EACH member state would be guaranteed its own European Commissioner until the end of the next decade under plans aimed at breaking the deadlock on one of the most sensitive issues facing the Intergovernmental Conference on EU reform.

The move comes amid warnings from Dutch European Affairs Minister and IGC chairman Michiel Patijn that the revised Maastricht Treaty will have no chance of being ratified if there is any attempt in the current negotiations to restrict some member states' right to appoint a representative to the Union executive.

This has been mooted as a possible solution to the problems which will arise when the EU expands to take in up to a dozen new members and there are simply not enough portfolios to go round.

The French government has insisted it would be “unacceptable” to have a Commission “composed of one member per country” and is campaigning for the number to be limited to ten or 12, with a guarantee that all member states would have equal access over time.

“There is a risk today of having a weak Commission with too many members, a poor sharing out of responsibilities and a certain form of irresponsibility,” explained French European Affairs Minister Michel Barnier.

But smaller countries have vowed not to accept any such move, fearing their influence would be severely weakened.

“If you put the problem in such a way that you say you want to settle it in June once and for all by abandoning the tradition that every country can have its national Commissioner, you will not have any agreement,” warned Patijn.

Instead, he believes that governments should accept the possibility of a further review of the issue if, after a series of future enlargements, the number of Commissioners climbs from the current 20 to over 25.

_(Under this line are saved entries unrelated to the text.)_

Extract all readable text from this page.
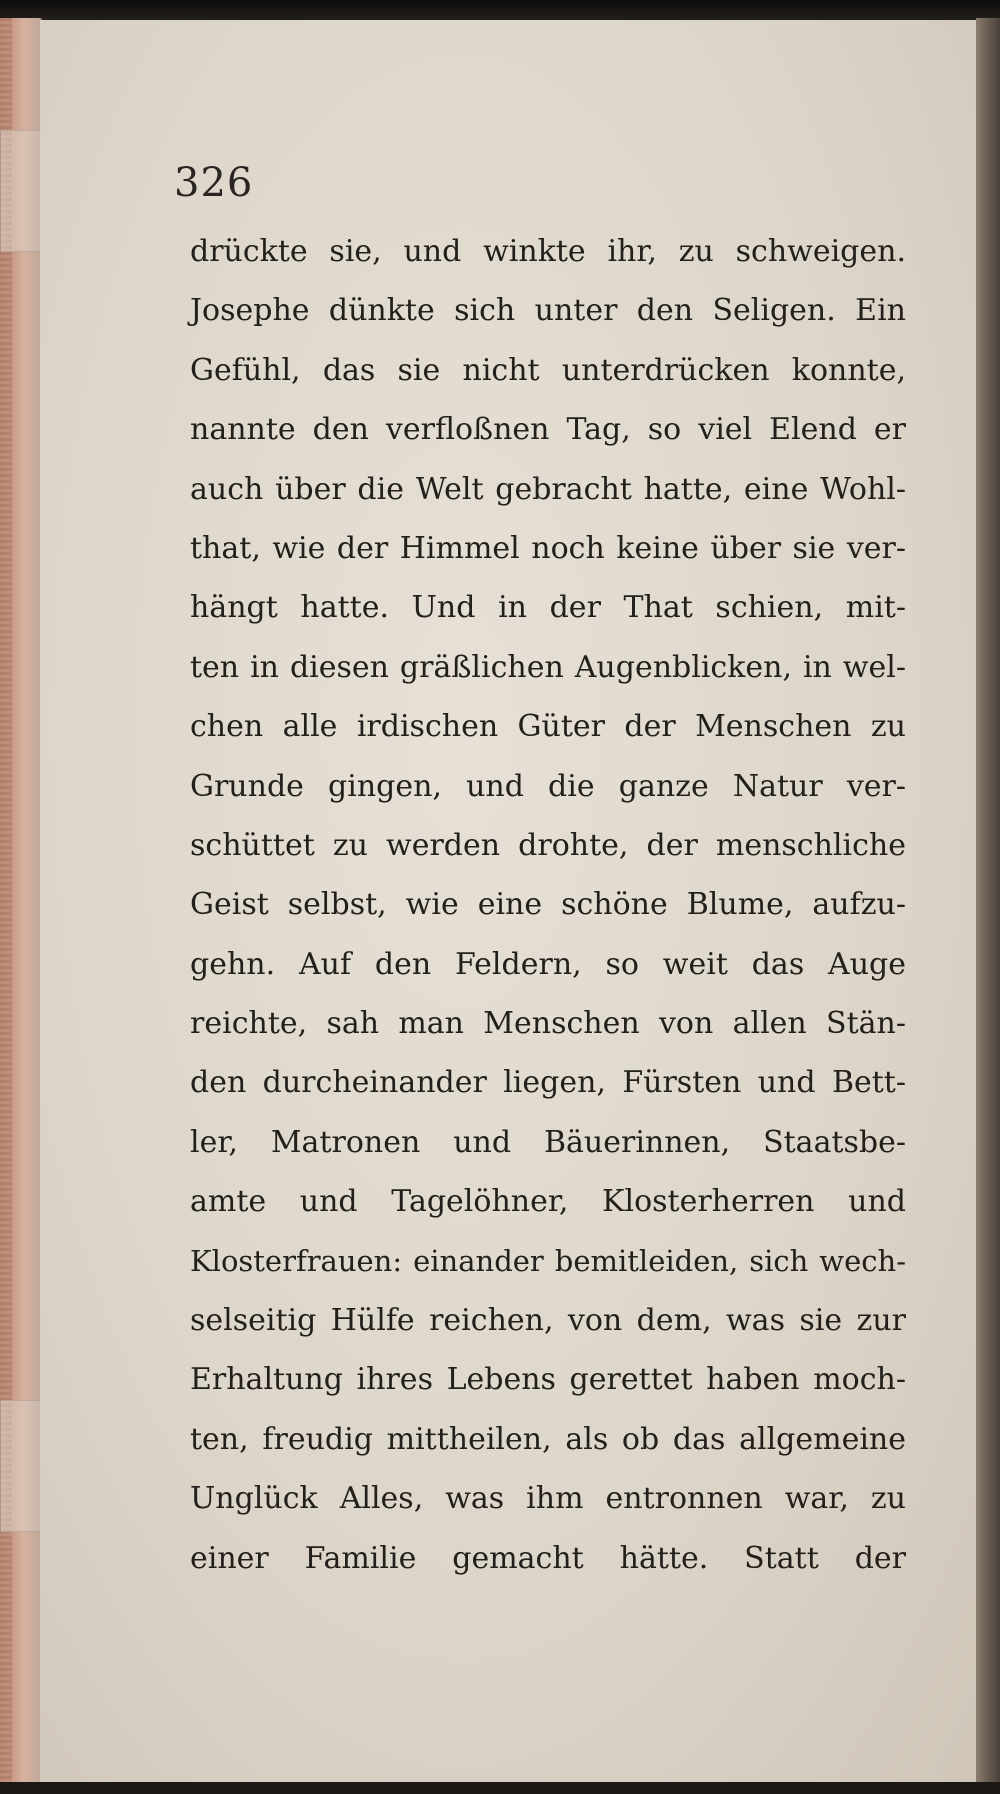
326
drückte sie, und winkte ihr, zu schweigen.
Josephe dünkte sich unter den Seligen. Ein
Gefühl, das sie nicht unterdrücken konnte,
nannte den verfloßnen Tag, so viel Elend er
auch über die Welt gebracht hatte, eine Wohl-
that, wie der Himmel noch keine über sie ver-
hängt hatte. Und in der That schien, mit-
ten in diesen gräßlichen Augenblicken, in wel-
chen alle irdischen Güter der Menschen zu
Grunde gingen, und die ganze Natur ver-
schüttet zu werden drohte, der menschliche
Geist selbst, wie eine schöne Blume, aufzu-
gehn. Auf den Feldern, so weit das Auge
reichte, sah man Menschen von allen Stän-
den durcheinander liegen, Fürsten und Bett-
ler, Matronen und Bäuerinnen, Staatsbe-
amte und Tagelöhner, Klosterherren und
Klosterfrauen: einander bemitleiden, sich wech-
selseitig Hülfe reichen, von dem, was sie zur
Erhaltung ihres Lebens gerettet haben moch-
ten, freudig mittheilen, als ob das allgemeine
Unglück Alles, was ihm entronnen war, zu
einer Familie gemacht hätte. Statt der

In an interview with European Voice, Patijn said the formula now being discussed at the IGC would ensure every member state - including any of the central and eastern European countries which had joined by that date - could nominate a representative to the next two Commissions.

With the present Commission's five-year mandate expiring at the end of 1999, this would cover appointments until 2010.

“Then you could say, this is going in the opposite direction to rational, sophisticated organisation, so would it not be time to rethink the situation?” argued Patijn.

“But it is only over a very long time-scale that you can, in political terms, present these kinds of options. If you present it this way, then the number of countries which say 'no, under any circumstances', falls rapidly.”

The Dutch strategy is deliberately to leave open the question of whether the EU's five largest member states would retain the right to have two Commissioners instead of one.

Commission President Jacques Santer tackled this issue head-on last week, formally proposing that there should be only one Commissioner per country and that the situation be reviewed after enlargement.

“We recognise that we will have to adapt as an institution to our evolving role in the Union and to the prospect of enlargement. If we were to apply the current rules, a Union with 25 members would have more than 30 Commissioners,” he said.

The Commission also proposed internal reforms which would see the number of portfolios reduced to a dozen; the creation of three vice-presidents in charge of external relations, economic and monetary matters, and relations with Europe's citizens respectively; and specific ad hoc roles for Commissioners without their own overall responsibilities.

Although Patijn described the Commission's ideas as “extremely helpful”, they have been savaged by Barnier, who dismissed them as “the worst of all solutions”.